When was Barack Obama proud of the American economy?
Certainly not the 2000s, as voters were once again reminded in the president’s Cleveland, Ohio speech yesterday. Obama said the economy of those years was “built on a house of cards” of overconsumption and debt.
But Obama doesn’t think things were going too well before the 2000s, either. Echoing his Osawatomie, Kansas, speech, the president said that during “the last few decades the income of the top 1% grew by more than 275% … [and] big financial institutions, corporations saw their profits soar. But prosperity never trickled down to the middle class.” So the Reagan-Clinton-Gingrich Boom, according to Obama, was a bust.
Really? From 1981-2000, the U.S. economy grew by an average of 3.4% a year. And from 1979-2000, median household income grew by 30%. What’s more, countries that failed to embrace free-market policies – including lower marginal tax rates and deregulation — grew more slowly than America did during that period. For instance, while U.S. per capita GDP grew by 55% from 1981-2000, French per capita GDP grew by just 39%.
So when, in Obama’s view, was America’s economic Golden Age?
Get ready for some Baby Boomer nostalgia from our 21st century, ultramodern president: “In the decades after World War II there was a general consensus that the market couldn’t solve all of our problems on its own. …This consensus, this shared vision led to the strongest economic growth and the largest middle class that the world has ever known. It led to a shared prosperity. “
The 1950s and 1960s — taxes were high, unions were strong, incomes more equal. And the U.S. economy grew by 3.7% a year. So, Obama seems to suggest, let’s just dial up the economic Way Back Machine — raise taxes on the rich, reregulate industry, boost union power – and we can go back to the future.
In a recent piece on the presidential campaign in New York magazine, an Obama aide described Mitt Romney this way: “He’s the fifties, he is retro, he is backward, and we are forward.” Yet Obama is the one touting his economic vision as a bridge to the 1950s.

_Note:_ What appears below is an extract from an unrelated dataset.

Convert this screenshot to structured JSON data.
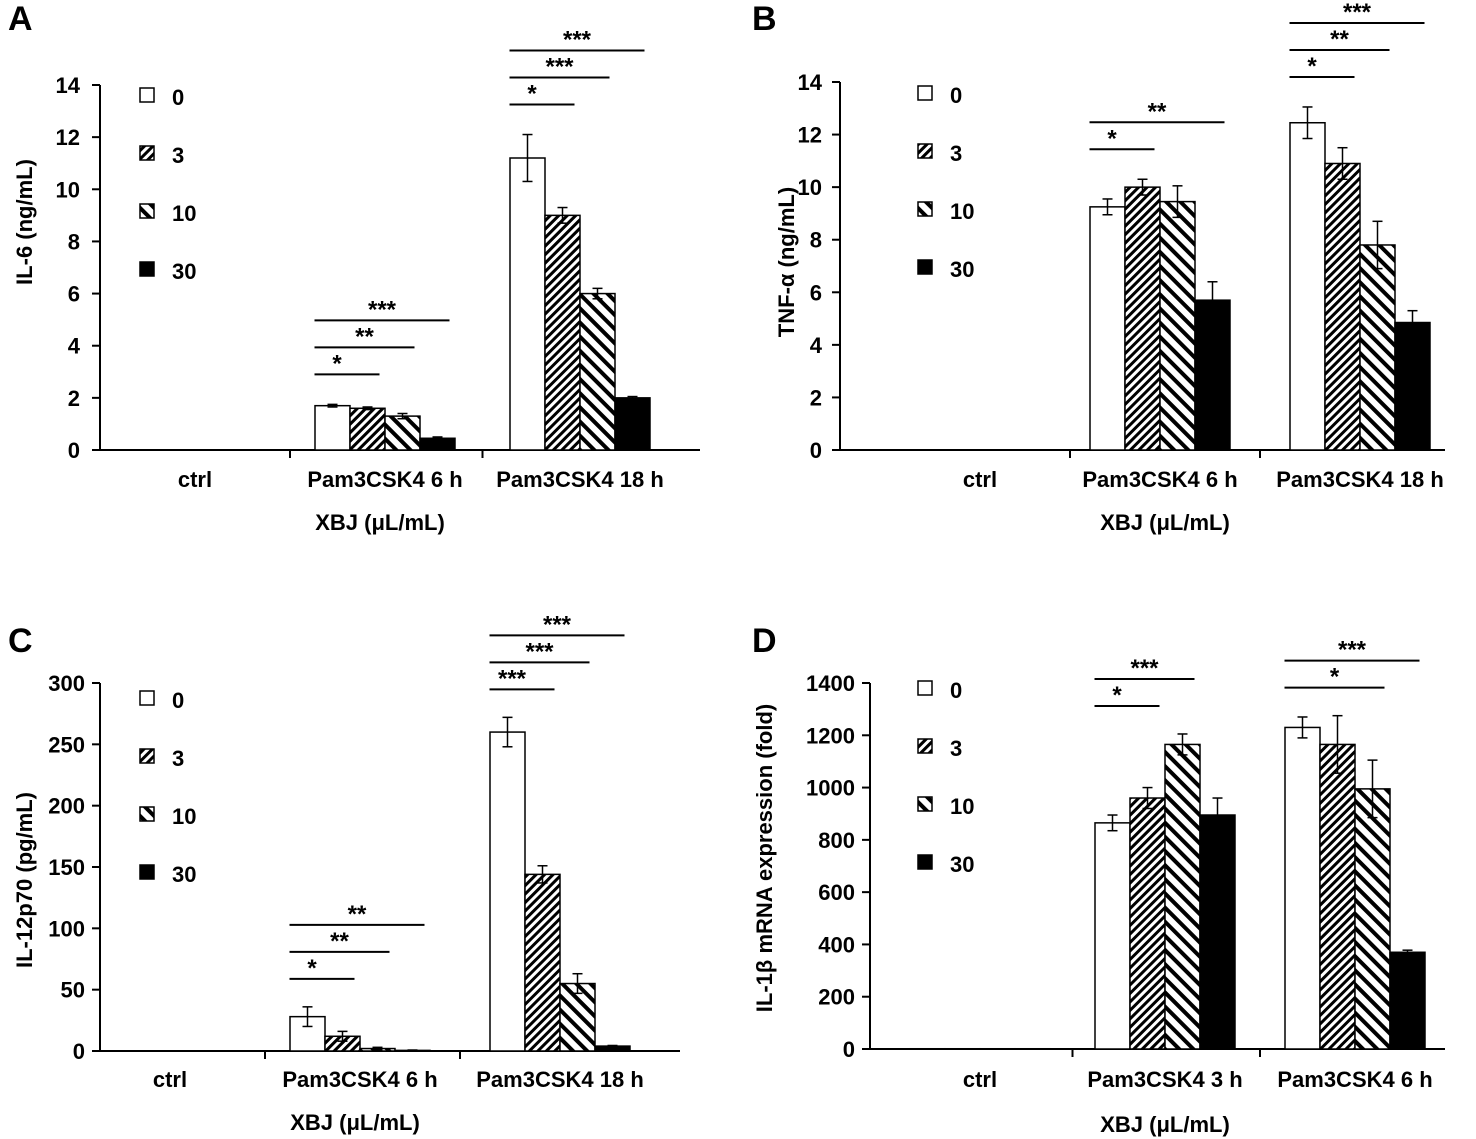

But there’s no going back, Mr. President. The post-World War II decades were affected by a host of unique factors, not the least of which was that they came right after a devastating global war that left America’s competitors in ruins. A National Bureau of Economic Research study described the situation this way: “At the end of World War II, the United States was the dominant industrial producer in the world. … This was obviously a transitory situation.”
And as former Bain Capital executive Edward Conard notes in his new book, Unintended Consequences, the size of the U.S. labor force was constrained during those decades by both the 1930s baby bust and casualties from the war. So a surge in jobs and a restricted supply of labor produced fat wage growth. Hoping for a return to that era is futile, Conard concludes:
The United States was prosperous for a unique set of reasons that are impossible to duplicate today, including a decade-long depression, the destruction of the rest of the world’s infrastructure, a failure of potential foreign competitors to educate their people, and a highly restricted supply of labor. For the sake of mankind, let’s hope those conditions aren’t repeated. It seems to me anyone who makes comparisons between todays’ economy and that of the 1950s and 1960s without fully disclosing their differences is deceiving their readers.
Demographics, technology and globalization — has Obama noticed how any of these have changed over the past half century? It was hard to tell from that Ohio speech. Instead of modernizing the American social insurance system, regulatory regime and tax code to shift the Welfare State into an Innovation State, the president seems to be doubling down on an obsolete economic model where growth is driven by expanding public sector union employment and a clean-energy version of industrial policy.
Looking backward — and drawing the wrong conclusions — is no way to move forward.